1. The daguerreotype in 
Hawthorne's time

On August 19, 1839 Louis Jaques Mandé Daguerre for the first time publicly presented and explained a technology which instantly fascinated the masses: the daguerreotype. On that day the building of the French Acadamy of Sciences was beleagured by a huge crowd. Details and rumours about the new invention had been previously making the round and now the secret was to be revealed - the secret of the exact reproduction of nature. As that secret was finally revealed, the masses eagerly seized upon it. An eyewitness, Marc Antoine Gaudin, reported:
Wenige Tage später wurden die Geschäfte der Optiker von Amateuren bestürmt, die nach Daguerreotyp-Apparaten lechzten, und allerorten richtete man Kameras auf Gebäude. Jeder wollte den Ausblick aus seinem Fenster festhalten [...] Kamine setzten ihn in Ekstase, wieder und wieder zählte er die Dachziegel und die Kaminziegel und staunte, daß gar der Mörtel zwischen den Ziegeln zu sehen war [1]

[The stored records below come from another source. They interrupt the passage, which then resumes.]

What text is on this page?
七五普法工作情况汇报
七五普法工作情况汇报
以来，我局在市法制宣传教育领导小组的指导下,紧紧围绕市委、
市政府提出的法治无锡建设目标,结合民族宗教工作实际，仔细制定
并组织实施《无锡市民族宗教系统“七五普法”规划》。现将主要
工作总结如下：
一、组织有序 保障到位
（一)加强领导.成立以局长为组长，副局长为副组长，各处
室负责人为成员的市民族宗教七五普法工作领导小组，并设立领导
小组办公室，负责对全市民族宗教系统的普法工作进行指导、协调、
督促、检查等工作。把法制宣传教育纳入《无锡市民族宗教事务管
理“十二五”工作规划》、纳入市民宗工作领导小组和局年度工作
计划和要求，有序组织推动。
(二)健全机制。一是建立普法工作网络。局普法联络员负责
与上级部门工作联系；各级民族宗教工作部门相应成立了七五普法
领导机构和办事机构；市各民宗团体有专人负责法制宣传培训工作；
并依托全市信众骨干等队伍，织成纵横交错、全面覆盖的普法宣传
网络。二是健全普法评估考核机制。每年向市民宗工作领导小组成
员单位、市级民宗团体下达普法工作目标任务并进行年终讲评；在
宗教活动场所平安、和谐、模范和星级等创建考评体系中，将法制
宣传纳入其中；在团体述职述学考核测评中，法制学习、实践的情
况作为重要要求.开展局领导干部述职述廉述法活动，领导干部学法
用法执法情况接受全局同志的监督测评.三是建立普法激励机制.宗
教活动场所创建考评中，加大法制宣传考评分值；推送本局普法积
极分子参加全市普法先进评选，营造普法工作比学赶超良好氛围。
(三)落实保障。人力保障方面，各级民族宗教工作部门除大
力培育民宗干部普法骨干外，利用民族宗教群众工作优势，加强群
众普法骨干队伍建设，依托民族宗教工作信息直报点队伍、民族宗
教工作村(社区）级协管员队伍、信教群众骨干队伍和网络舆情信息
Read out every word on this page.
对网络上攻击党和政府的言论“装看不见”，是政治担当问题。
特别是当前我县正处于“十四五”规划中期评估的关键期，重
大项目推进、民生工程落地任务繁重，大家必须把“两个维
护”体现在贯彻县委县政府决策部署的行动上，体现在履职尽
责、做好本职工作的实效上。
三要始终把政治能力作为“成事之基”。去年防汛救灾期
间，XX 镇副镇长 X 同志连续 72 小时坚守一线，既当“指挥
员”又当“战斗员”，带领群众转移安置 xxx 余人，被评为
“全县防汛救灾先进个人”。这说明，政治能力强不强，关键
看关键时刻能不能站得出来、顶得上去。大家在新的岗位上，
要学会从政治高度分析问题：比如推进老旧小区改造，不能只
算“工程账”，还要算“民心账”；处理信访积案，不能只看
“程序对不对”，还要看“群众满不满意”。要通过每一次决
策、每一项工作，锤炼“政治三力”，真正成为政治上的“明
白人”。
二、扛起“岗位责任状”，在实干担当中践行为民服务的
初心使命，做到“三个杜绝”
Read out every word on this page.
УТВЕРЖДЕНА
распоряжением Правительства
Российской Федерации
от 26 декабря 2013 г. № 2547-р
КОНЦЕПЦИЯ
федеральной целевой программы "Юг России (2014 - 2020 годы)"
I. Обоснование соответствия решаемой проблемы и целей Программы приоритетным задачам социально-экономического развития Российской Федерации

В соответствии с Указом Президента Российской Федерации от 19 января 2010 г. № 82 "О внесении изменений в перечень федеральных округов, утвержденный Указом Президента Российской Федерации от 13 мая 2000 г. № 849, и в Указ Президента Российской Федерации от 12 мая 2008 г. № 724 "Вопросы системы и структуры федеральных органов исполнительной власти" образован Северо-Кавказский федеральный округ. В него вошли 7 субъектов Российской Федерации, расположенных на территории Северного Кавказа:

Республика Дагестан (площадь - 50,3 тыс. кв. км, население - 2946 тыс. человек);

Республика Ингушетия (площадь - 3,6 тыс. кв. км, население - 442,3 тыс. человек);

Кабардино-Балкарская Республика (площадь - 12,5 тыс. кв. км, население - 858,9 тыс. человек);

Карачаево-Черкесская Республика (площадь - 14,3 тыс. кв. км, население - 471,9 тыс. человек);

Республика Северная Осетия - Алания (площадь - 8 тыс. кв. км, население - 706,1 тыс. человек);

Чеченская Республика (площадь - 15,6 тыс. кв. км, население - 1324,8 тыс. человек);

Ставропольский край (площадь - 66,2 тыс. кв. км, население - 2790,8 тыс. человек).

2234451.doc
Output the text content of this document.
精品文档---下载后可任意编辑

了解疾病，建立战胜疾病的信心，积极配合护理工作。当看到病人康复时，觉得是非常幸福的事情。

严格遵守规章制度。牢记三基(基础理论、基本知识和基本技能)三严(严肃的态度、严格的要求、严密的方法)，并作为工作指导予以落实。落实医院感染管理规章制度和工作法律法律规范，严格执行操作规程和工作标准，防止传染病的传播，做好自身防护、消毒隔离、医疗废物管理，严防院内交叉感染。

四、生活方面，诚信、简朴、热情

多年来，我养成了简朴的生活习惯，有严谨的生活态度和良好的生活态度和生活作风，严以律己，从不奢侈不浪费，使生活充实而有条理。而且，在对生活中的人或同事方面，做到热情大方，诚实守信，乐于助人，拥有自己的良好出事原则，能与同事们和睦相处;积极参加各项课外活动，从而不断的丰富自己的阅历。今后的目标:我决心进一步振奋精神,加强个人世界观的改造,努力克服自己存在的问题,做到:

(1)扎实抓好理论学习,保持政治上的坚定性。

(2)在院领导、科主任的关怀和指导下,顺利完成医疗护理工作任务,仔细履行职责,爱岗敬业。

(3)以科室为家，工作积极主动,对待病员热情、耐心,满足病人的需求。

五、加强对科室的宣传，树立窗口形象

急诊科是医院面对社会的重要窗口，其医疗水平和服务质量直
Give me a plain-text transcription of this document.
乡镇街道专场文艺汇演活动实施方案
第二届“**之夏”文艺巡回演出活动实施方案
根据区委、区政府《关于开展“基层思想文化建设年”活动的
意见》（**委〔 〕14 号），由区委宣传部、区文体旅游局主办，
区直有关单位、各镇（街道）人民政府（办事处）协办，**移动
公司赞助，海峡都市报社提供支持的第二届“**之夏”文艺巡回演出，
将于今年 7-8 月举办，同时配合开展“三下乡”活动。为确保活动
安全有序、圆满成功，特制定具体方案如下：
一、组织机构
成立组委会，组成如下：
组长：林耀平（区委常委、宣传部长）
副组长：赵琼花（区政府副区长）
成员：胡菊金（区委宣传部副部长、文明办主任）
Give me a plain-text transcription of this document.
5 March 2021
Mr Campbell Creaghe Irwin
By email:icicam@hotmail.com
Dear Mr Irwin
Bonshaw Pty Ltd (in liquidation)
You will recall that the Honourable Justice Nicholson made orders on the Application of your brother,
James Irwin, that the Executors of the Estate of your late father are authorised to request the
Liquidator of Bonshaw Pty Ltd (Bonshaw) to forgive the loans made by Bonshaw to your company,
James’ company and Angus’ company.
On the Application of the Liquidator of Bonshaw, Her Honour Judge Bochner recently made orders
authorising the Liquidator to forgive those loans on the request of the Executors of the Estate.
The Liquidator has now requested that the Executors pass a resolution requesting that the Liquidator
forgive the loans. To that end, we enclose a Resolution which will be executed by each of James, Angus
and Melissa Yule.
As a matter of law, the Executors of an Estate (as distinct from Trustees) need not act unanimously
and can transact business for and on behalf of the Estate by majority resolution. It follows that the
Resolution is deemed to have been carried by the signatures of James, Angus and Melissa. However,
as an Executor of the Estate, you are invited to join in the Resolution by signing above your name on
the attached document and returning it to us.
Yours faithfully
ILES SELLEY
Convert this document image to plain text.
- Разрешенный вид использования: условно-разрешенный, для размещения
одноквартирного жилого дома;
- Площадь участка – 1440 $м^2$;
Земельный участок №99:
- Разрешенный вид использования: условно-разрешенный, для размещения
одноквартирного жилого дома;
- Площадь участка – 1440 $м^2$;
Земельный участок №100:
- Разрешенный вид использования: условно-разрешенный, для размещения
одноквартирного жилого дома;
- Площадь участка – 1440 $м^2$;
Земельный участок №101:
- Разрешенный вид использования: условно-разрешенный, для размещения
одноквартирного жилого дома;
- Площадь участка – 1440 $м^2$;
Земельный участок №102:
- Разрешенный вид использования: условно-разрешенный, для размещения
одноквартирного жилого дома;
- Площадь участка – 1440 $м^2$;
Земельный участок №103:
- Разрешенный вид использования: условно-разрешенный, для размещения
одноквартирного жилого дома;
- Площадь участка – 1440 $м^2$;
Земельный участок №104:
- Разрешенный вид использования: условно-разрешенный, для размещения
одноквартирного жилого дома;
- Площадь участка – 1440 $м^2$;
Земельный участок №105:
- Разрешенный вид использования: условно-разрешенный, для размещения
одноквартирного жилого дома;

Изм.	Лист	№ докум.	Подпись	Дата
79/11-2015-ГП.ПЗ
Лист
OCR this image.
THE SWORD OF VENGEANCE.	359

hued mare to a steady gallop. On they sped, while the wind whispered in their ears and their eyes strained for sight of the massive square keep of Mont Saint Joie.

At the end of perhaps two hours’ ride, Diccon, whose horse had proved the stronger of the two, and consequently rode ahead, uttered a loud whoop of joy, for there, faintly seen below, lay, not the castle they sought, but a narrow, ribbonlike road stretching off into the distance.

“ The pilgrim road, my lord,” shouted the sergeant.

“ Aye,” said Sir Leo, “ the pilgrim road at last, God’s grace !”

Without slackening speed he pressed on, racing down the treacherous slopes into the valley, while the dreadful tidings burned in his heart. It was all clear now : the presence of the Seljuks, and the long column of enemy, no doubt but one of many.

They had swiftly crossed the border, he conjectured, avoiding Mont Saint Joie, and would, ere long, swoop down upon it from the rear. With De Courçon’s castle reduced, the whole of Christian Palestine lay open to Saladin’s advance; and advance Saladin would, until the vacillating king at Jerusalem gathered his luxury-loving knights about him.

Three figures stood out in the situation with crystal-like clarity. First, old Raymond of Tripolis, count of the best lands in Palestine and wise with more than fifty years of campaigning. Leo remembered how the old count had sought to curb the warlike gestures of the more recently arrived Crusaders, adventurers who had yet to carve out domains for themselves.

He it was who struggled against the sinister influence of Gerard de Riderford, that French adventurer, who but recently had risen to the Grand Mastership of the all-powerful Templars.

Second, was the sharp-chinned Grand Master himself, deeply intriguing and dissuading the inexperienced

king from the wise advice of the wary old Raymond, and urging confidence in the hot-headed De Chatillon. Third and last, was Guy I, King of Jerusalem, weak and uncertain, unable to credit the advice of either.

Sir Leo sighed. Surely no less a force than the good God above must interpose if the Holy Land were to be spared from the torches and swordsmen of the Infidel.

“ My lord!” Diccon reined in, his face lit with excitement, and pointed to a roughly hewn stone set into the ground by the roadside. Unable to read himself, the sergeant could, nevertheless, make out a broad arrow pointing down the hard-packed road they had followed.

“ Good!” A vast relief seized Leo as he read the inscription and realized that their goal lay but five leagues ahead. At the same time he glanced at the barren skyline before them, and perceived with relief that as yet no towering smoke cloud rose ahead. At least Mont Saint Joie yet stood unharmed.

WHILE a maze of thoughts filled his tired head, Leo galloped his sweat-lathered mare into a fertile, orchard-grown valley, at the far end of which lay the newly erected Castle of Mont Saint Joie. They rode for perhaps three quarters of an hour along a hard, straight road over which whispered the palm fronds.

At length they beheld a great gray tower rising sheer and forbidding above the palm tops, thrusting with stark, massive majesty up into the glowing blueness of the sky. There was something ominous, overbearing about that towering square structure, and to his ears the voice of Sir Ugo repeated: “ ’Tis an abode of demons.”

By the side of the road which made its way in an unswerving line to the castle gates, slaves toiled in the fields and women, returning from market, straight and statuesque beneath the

It is the minute fidelity to details, the exactitude with which all objects were reproduced, which so fascinated the people. The first amateur photographs mainly depicted walls, streets, roofs, stable objects with identifiable features which could be discovered on the daguerreotypes. With the new apparatus anyone could become an artist, or even better - he could become some kind of God, able to exactly reproduce the world.
   "La daguerreotypomanie" spread quickly, by 1840 German, British, Italian and American newspapers were already featuring ads offering equipment and instruction. Daguerre's little treatise, Historique et description du procédé du Daguerréotype et du Diorama, in which he gave the full particulars of his invention, appeared in 30 different editions all over Europe. The world had waited for the new invention.